O Urbano partiu há dois dias…
… e eu estou no Sul, bem no Sul… escrevo de um terraço onde se avista a
cidade mediterrânica - emaranhado de chaminés, terraços e muitas paredes brancas, poderia ser Tânger - e vou, resolvi,
depois de saber a triste notícia, telefonar à Ana Maria, enviar-lhe um
telegrama de abraço e outro do CEDA e falar com amigos que estão em Lisboa,
inclusive para me representarem , resolvi dizia, manter a minha informal
relação como sempre tive com o Urbano, longe das cerimónias oficiais e de
facebooks e postes em que meio mundo resolveu postar uma fotografia ou um
autógrafo com o Urbano… não é a minha onda…
o Urbano que merecia o Prémio Camões – como o próprio chegou a dizer publicamente e em privado com alguma
revolta – e eu acrescento merecia o Prémio Pessoa e porque não Prémio Nobel?! …em 2006 propus-lhe,
criarmos , eu e outros amigos, a partir do CEDA um movimento público, com
o intuito de lançar a sua candidatura, mas o Urbano, agradeceu-me emocionado e
recusou resignado, desculpou-se com o pouco peso da tradução das suas obras em
língua inglesa… para não dizer nos lobbies que determinam o Nobel, dizemos nós.
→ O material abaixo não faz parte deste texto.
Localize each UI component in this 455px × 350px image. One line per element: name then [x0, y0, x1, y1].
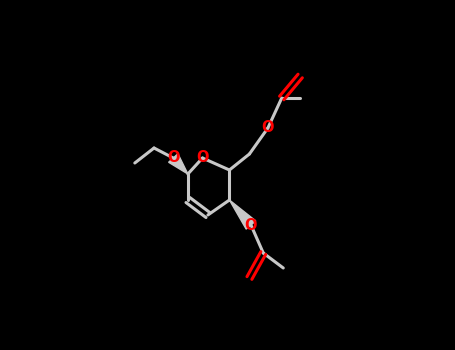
Polygon shape: [229, 200, 256, 229]
Text: O: O: [167, 150, 180, 166]
Text: O: O: [196, 150, 209, 166]
Polygon shape: [169, 154, 188, 174]
Text: O: O: [245, 217, 257, 232]
Text: O: O: [262, 120, 274, 135]
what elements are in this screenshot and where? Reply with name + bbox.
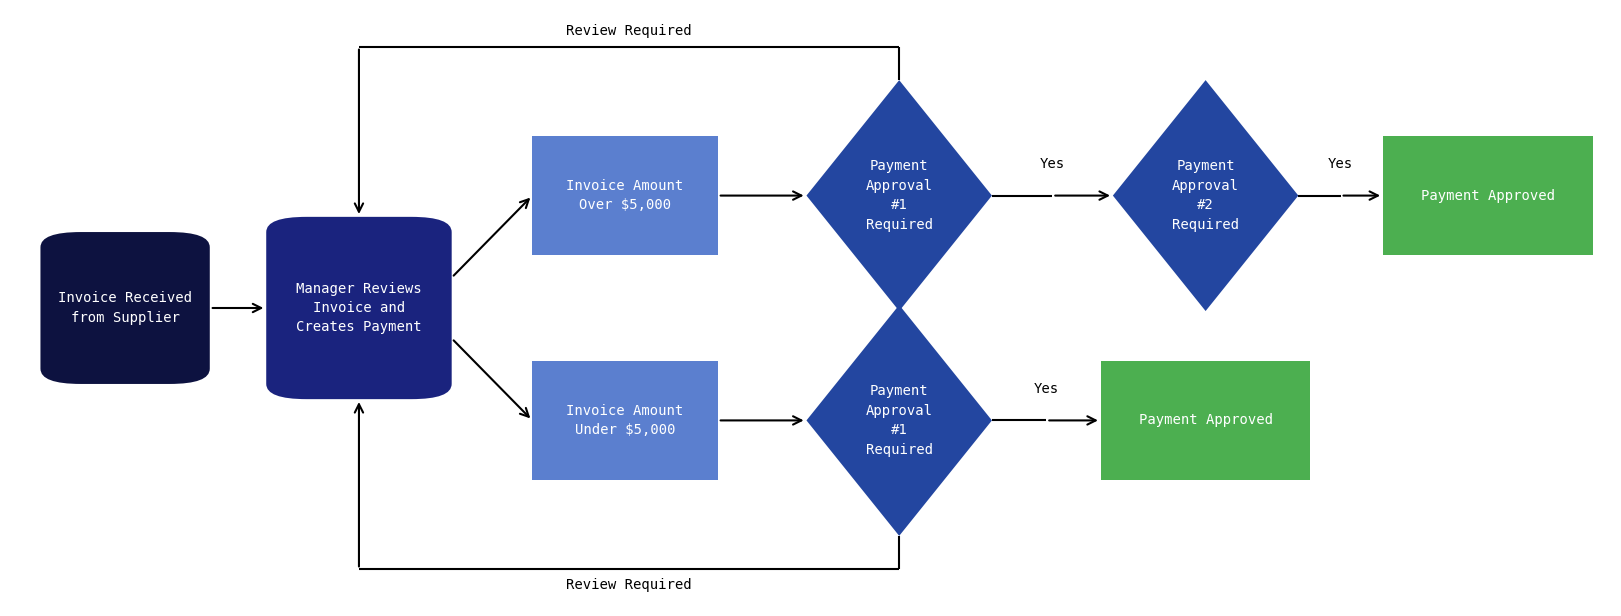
Text: Yes: Yes [1328, 157, 1354, 171]
Text: Payment
Approval
#1
Required: Payment Approval #1 Required [866, 384, 932, 456]
Text: Payment
Approval
#2
Required: Payment Approval #2 Required [1172, 160, 1238, 232]
Text: Invoice Amount
Under $5,000: Invoice Amount Under $5,000 [566, 403, 684, 437]
Polygon shape [807, 80, 992, 311]
Text: Yes: Yes [1034, 382, 1059, 396]
FancyBboxPatch shape [266, 217, 452, 399]
Text: Payment
Approval
#1
Required: Payment Approval #1 Required [866, 160, 932, 232]
Text: Review Required: Review Required [566, 23, 692, 38]
Text: Invoice Received
from Supplier: Invoice Received from Supplier [58, 291, 193, 325]
Bar [532, 136, 718, 255]
Text: Review Required: Review Required [566, 578, 692, 593]
Bar [1101, 361, 1310, 480]
Bar [532, 361, 718, 480]
Text: Payment Approved: Payment Approved [1138, 413, 1272, 428]
Polygon shape [807, 305, 992, 536]
Text: Yes: Yes [1039, 157, 1065, 171]
Text: Payment Approved: Payment Approved [1422, 188, 1555, 203]
Text: Invoice Amount
Over $5,000: Invoice Amount Over $5,000 [566, 179, 684, 213]
FancyBboxPatch shape [41, 232, 209, 384]
Polygon shape [1114, 80, 1298, 311]
Bar [1383, 136, 1593, 255]
Text: Manager Reviews
Invoice and
Creates Payment: Manager Reviews Invoice and Creates Paym… [297, 282, 421, 334]
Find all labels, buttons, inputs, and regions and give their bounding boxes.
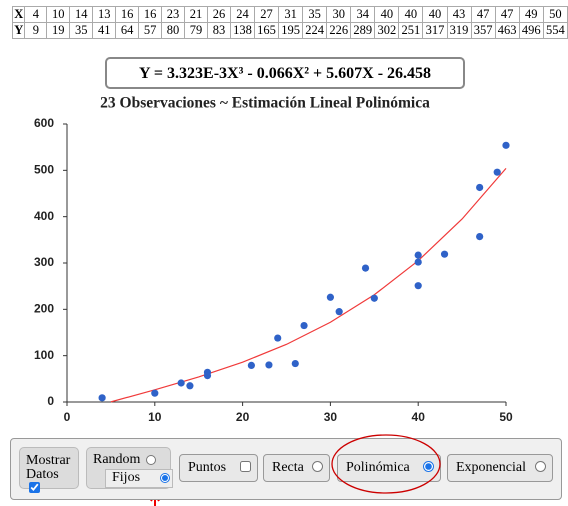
table-cell: 224 [302,22,328,39]
point [177,379,185,387]
point [502,141,510,149]
table-cell: 226 [326,22,352,39]
mode-label: Fijos [112,470,141,485]
mode-button[interactable]: Recta [263,454,330,482]
y-tick-label: 400 [34,209,54,223]
table-cell: 80 [161,22,186,39]
point [361,264,370,272]
button-label: Polinómica [346,460,410,475]
point [300,321,308,330]
mode-radio[interactable] [146,455,156,465]
table-row: Y 9 19 35 41 64 57 80 79 83 138 165 195 224 226 289 302 2… [11,22,568,39]
mode-button[interactable]: Exponencial [447,454,553,482]
x-tick-label: 0 [64,410,71,424]
chart-title: 23 Observaciones ~ Estimación Lineal Pol… [100,95,430,112]
x-tick-label: 40 [412,410,426,424]
mode-group: Random Fijos [86,447,173,489]
point [476,232,484,241]
point [98,394,106,402]
fit-curve [110,167,507,403]
y-tick-label: 200 [34,302,54,316]
control-panel: Mostrar Datos Random Fijos Puntos Recta Pol… [10,438,562,500]
button-radio[interactable] [535,461,546,472]
row-label: Y [11,22,26,39]
point [414,282,422,290]
table-cell: 47 [470,6,496,23]
equation: Y = 3.323E-3X³ - 0.066X² + 5.607X - 26.4… [105,57,465,89]
table-cell: 496 [518,22,544,39]
table-cell: 41 [92,22,117,39]
table-cell: 35 [302,6,328,23]
table-cell: 19 [46,22,71,39]
data-table: X 4 10 14 13 16 16 23 21 26 24 27 31 35 30 34 40 40 40 43 47… [11,6,568,39]
table-cell: 357 [470,22,496,39]
table-cell: 79 [184,22,208,39]
table-cell: 289 [350,22,376,39]
point [414,251,422,259]
button-label: Recta [272,460,304,475]
mode-button[interactable]: Puntos [179,454,258,482]
show-data-checkbox[interactable] [29,482,40,493]
table-cell: 195 [278,22,304,39]
y-tick-label: 300 [34,255,54,269]
x-tick-label: 50 [499,410,513,424]
show-data-group: Mostrar Datos [19,447,79,493]
x-tick-label: 30 [324,410,338,424]
button-radio[interactable] [423,461,434,472]
point [493,168,501,176]
table-cell: 251 [398,22,424,39]
mode-button[interactable]: Polinómica [337,454,441,482]
table-cell: 30 [326,6,352,23]
point [291,359,299,368]
point [326,293,334,301]
x-tick-label: 10 [148,410,162,424]
mode-label: Random [93,452,141,467]
button-label: Puntos [188,460,227,475]
table-row: X 4 10 14 13 16 16 23 21 26 24 27 31 35 30 34 40 40 40 43 47… [11,6,568,23]
table-cell: 319 [446,22,472,39]
button-label: Exponencial [456,460,526,475]
button-radio[interactable] [312,461,323,472]
table-cell: 40 [374,6,400,23]
table-cell: 57 [138,22,163,39]
mode-option: Random [93,452,170,469]
point [203,371,212,380]
y-tick-label: 500 [34,163,54,177]
button-radio[interactable] [240,461,251,472]
point [151,389,159,397]
y-tick-label: 0 [47,394,54,408]
table-cell: 40 [398,6,424,23]
show-data-label: Mostrar Datos [26,453,71,482]
point [274,334,282,342]
table-cell: 317 [422,22,448,39]
mode-option: Fijos [105,469,173,488]
table-cell: 554 [542,22,568,39]
table-cell: 64 [115,22,140,39]
point [440,250,449,258]
table-cell: 14 [69,6,94,23]
y-tick-label: 100 [34,348,54,362]
table-cell: 10 [46,6,71,23]
point [247,361,255,369]
y-tick-label: 600 [34,116,54,130]
table-cell: 31 [278,6,304,23]
point [335,308,343,316]
point [370,294,378,302]
table-cell: 50 [542,6,568,23]
table-cell: 302 [374,22,400,39]
table-cell: 83 [206,22,231,39]
x-tick-label: 20 [236,410,250,424]
table-cell: 21 [184,6,208,23]
point [186,382,194,390]
point [414,258,422,266]
table-cell: 165 [253,22,280,39]
mode-radio[interactable] [160,473,170,483]
point [476,183,484,192]
point [265,361,273,369]
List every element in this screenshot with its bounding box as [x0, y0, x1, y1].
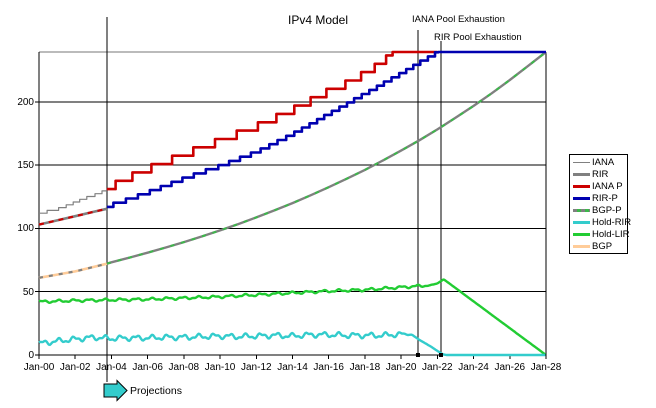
chart-title: IPv4 Model — [287, 13, 349, 27]
annotation-iana-pool-exhaustion: IANA Pool Exhaustion — [412, 14, 505, 25]
x-tick-label-Jan-06: Jan-06 — [132, 362, 163, 373]
legend-line-sample — [573, 184, 590, 188]
series-iana-hist-line — [39, 190, 107, 214]
x-tick-label-Jan-02: Jan-02 — [59, 362, 91, 373]
legend-line-sample — [573, 220, 590, 224]
x-tick-label-Jan-12: Jan-12 — [240, 362, 272, 373]
legend-label: IANA P — [592, 180, 623, 192]
legend-label: BGP — [592, 240, 613, 252]
legend-label: Hold-RIR — [592, 216, 632, 228]
exhaustion-marker — [438, 353, 443, 357]
series-iana-p-line — [106, 50, 438, 191]
legend-label: BGP-P — [592, 204, 622, 216]
series-hold-lir-line — [38, 278, 547, 356]
series-bgp-p-dash-overlay — [106, 51, 547, 265]
x-tick-label-Jan-10: Jan-10 — [204, 362, 236, 373]
legend-label: Hold-LIR — [592, 228, 630, 240]
x-tick-label-Jan-18: Jan-18 — [349, 362, 381, 373]
x-tick-label-Jan-00: Jan-00 — [23, 362, 55, 373]
y-tick-label-50: 50 — [22, 286, 34, 298]
legend-label: RIR-P — [592, 192, 618, 204]
legend-item-bgp-p: BGP-P — [573, 204, 627, 216]
y-tick-label-150: 150 — [17, 160, 34, 172]
legend-item-rir-p: RIR-P — [573, 192, 627, 204]
series-hold-rir-line — [38, 330, 546, 357]
legend-line-sample — [573, 172, 590, 176]
x-tick-label-Jan-20: Jan-20 — [385, 362, 417, 373]
x-tick-label-Jan-22: Jan-22 — [422, 362, 453, 373]
legend-item-rir: RIR — [573, 168, 627, 180]
legend-item-iana: IANA — [573, 156, 627, 168]
legend-line-sample — [573, 232, 590, 236]
series-rir-p-line — [106, 50, 546, 209]
x-tick-label-Jan-04: Jan-04 — [96, 362, 127, 373]
legend-item-bgp: BGP — [573, 240, 627, 252]
legend-item-iana-p: IANA P — [573, 180, 627, 192]
projections-arrow-icon — [103, 379, 128, 402]
series-rir-hist-dash-overlay — [38, 207, 108, 226]
x-tick-label-Jan-08: Jan-08 — [168, 362, 200, 373]
x-tick-label-Jan-14: Jan-14 — [277, 362, 308, 373]
x-tick-label-Jan-16: Jan-16 — [313, 362, 344, 373]
x-tick-label-Jan-28: Jan-28 — [530, 362, 562, 373]
exhaustion-marker — [415, 353, 420, 357]
legend-line-sample — [573, 161, 590, 163]
y-tick-label-0: 0 — [28, 350, 34, 361]
y-tick-label-200: 200 — [17, 96, 34, 108]
legend-label: RIR — [592, 168, 609, 180]
legend-item-hold-lir: Hold-LIR — [573, 228, 630, 240]
annotation-rir-pool-exhaustion: RIR Pool Exhaustion — [434, 32, 522, 43]
x-tick-label-Jan-24: Jan-24 — [458, 362, 489, 373]
legend-line-sample — [573, 244, 590, 248]
y-tick-label-100: 100 — [17, 223, 34, 235]
legend-line-sample — [573, 196, 590, 200]
legend-line-sample — [573, 208, 590, 212]
legend-item-hold-rir: Hold-RIR — [573, 216, 631, 228]
x-tick-label-Jan-26: Jan-26 — [494, 362, 526, 373]
projections-label: Projections — [130, 385, 182, 397]
legend: IANA RIR IANA P RIR-P BGP-P Hold-RIR Hold-LIR B… — [569, 154, 631, 254]
legend-label: IANA — [592, 156, 615, 168]
series-bgp-hist-dash-overlay — [38, 262, 108, 279]
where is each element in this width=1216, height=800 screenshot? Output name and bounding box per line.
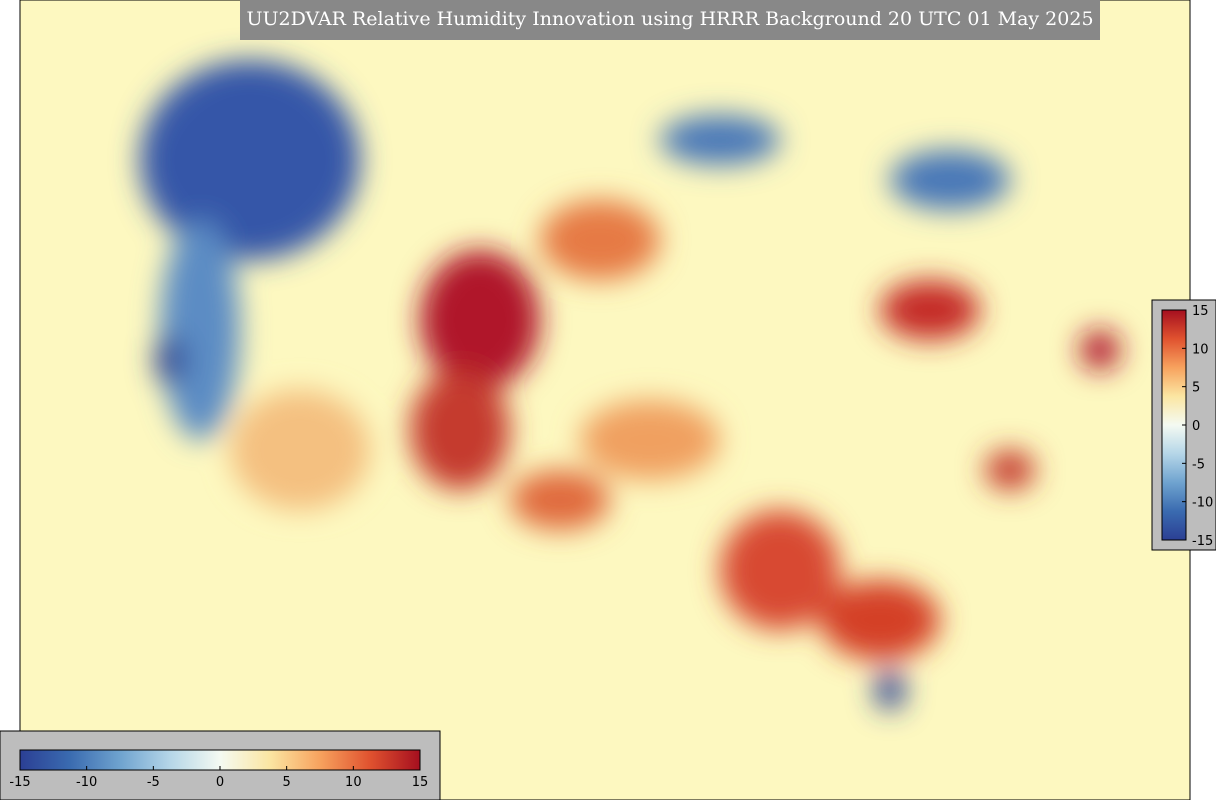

O Urbano era comunista, é comunista e talvez por isso não lhes concederam os
prémios a que tinha mais que direito!
Ontem, sábado, o Urbano é capa e vem justamente muito referenciado nos
jornais diários – tendo eu comprado dois, o que quase nunca fiz, no mesmo dia –
com bons textos de Isabel Lucas, de Nuno Júdice (Público) e do amigo João Céu
e Silva (DN)…
Recordei-me logo que o Miguel Real também devia ter sido convidado para
escrever sobre o Urbano!: é que tenho em meu poder um texto excelente do Miguel
Real, 13 páginas em que faz uma análise completa, magnifica da obra do Urbano.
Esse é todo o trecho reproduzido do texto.